The contracts gave the board the right to annul and re-let. Under the contract between Barnes and the surety, and in equity as well, the surety completing the contracts as it did occupies no different position with respect to its right of subrogation to the rights of the board as to the fund, than if it had completed, directly without re-letting, the Barnes contracts. A case in point is Wasco County v. Insurance Co., 88 Or. 465 (172 Pac. 126), where it was said:

*533“Subrogation is not a matter of strict right, nor does it necessarily rest on contract, but it is purely equitable in its nature; and, since it is a creature of equity, it will not be enforced where it will work injustice to the rights of those having equal equities. First National Bank v. Surety Co., 114 Fed. 529, 533, 52 C. C. A. 313; Portland Flouring Mills Co. v. Portland & Asiatic S. S. Co., 145 Fed. 687, 691; National Surety Co. v. Saving Bank, 156 Fed. 21, 84 C. C. A. 187 (14 L. R. A. [N. S.] 155, 162, 13 Ann. Cas. 421); 37 Cyc. p. 363; Stearns on Suretyship, p. 463. In Spencer on Suretyship, § 133, the author says:
“‘The right of subrogation may be generally described as the equity by which a person who is secondarily liable for a debt and has paid the same is put in the place of the creditor so as to entitle him to make use of all the securities and remedies possessed by the creditor, in, order to enforce the right of exoneration or indemnification as against the principal debtor.’ * * *
“The right of the county to retain a specified percentage dates from the time the contract was entered into, and it must be conceded that, until the claims for labor and material are paid, the county’s right to the fund is superior to that of the bank, claiming by an equitable assignment from the contractor.
“When the insurance company fulfilled its obligations and paid the debts incurred by Cromer for labor and material, it was entitled to call upon a court of equity and be subrogated to the rights which the county could have asserted against the fund. * * *
“The equity which the surety has in such funds as are retained, under the agreement with the contractor, has its inception at the time when the surety enters into the contract of suretyship, and hence the contractor can neither supplant this equity nor strip it of its priority by borrowing money from some person not obliged to lend, and assigning the funds to, secure the loan.”

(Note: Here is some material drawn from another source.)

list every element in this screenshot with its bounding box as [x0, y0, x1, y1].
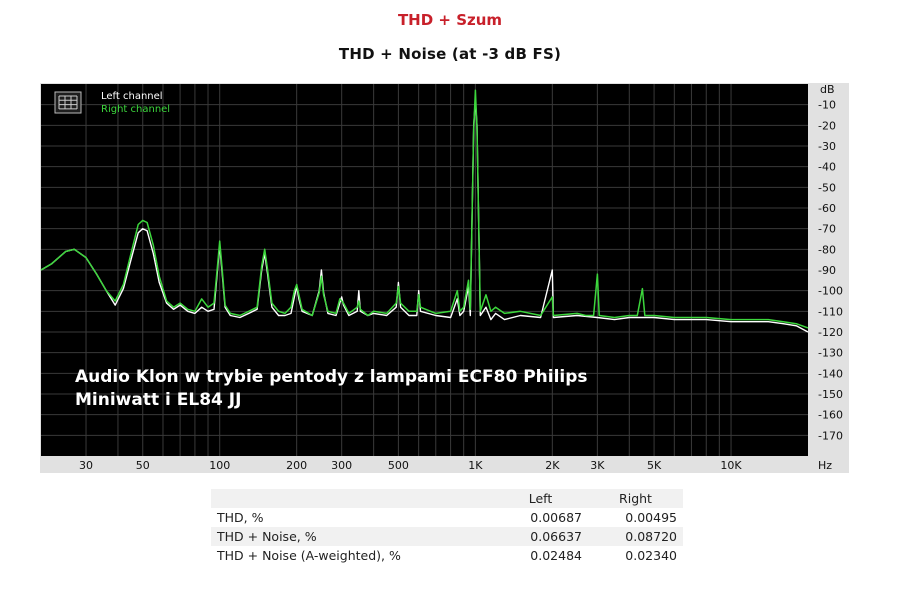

And in Henningsen v. Guaranty Co., 208 U. S. 404 (28 Sup. Ct. 389), it was said:

“Whatever equity, if any, the bank had to the fund in question, arose solely by reason of the loans it made *534to Henningsen. Henningsen’s surety was, upon elementary principles, entitled to assert the equitable doctrine of subrogation; but it is equally clear that the bank was not, for it was a mere volunteer, and under no legal obligation to loan its money.”

See, also, Carr Hardware Co. v. Surety Co. (Iowa), 181 N. W. 680; Ætna Life Ins. Co. v. Middleport, 124 U. S. 534 (8 Sup. Ct. 625); Martin v. Railroad Co., 62 Mich. 458; Dudley v. Railway Co., 65 Mich. 655; Prairie State Nat. Bank v. United States, 164 U. S. 227 (17 Sup. Ct. 142); Hardaway v. Surety Co., 211 U. S. 552 (29 Sup. Ct. 202); In re Dutcher, 213 Fed. 908; Illinois Surety Co. v. City of Galion, 211 Fed. 161; Southwestern Surety Ins. Co. v. Wells, 217 Fed. 294; Labbe v. Bernard, 196 Mass. 551 (82 N. E. 688, 14 L. R. A. [N. S.] 457); First Nat. Bank of Auburn v. Pesha, 99 Neb. 785 (157 N. W. 934); Des Moines Bridge & Iron Works v. Plane, 163 Iowa, 18 (143 N. W. 866); Town of Gastonia v. Engineering Co., 131 N. C. 363 (42 S. E. 857); First Nat. Bank of Madison v. School District, 77 Neb. 570 (110 N. W. 349); United States v. Rundle, 107 Fed. 227, 46 C. C. A. 251 (52 L. R. A. 505); First Nat. Bank of Seattle v. Surety Co., 114 Fed. 529, 52 C. C. A. 313; Union Stone Co. v. Freeholders of Hudson Co., 71 N. J. Eq. 657 (65 Atl. 466); Stehle v. Surety Co., 107 Md. 470 (68 Atl. 600); Richards Brick Co. v. Rothwell, 18 App. D. C. 516; Illinois Surety Co. v. Mitchell, 177 Ky. 367 (197 S. W. 844, L. R. A. 1918A, 931).

Affirmed, with costs of this court to the surety against the bank.

Steere, C. J., and Moore, Wiest, Fellows, Stone, Bird, and Sharpe, JJ., concurred.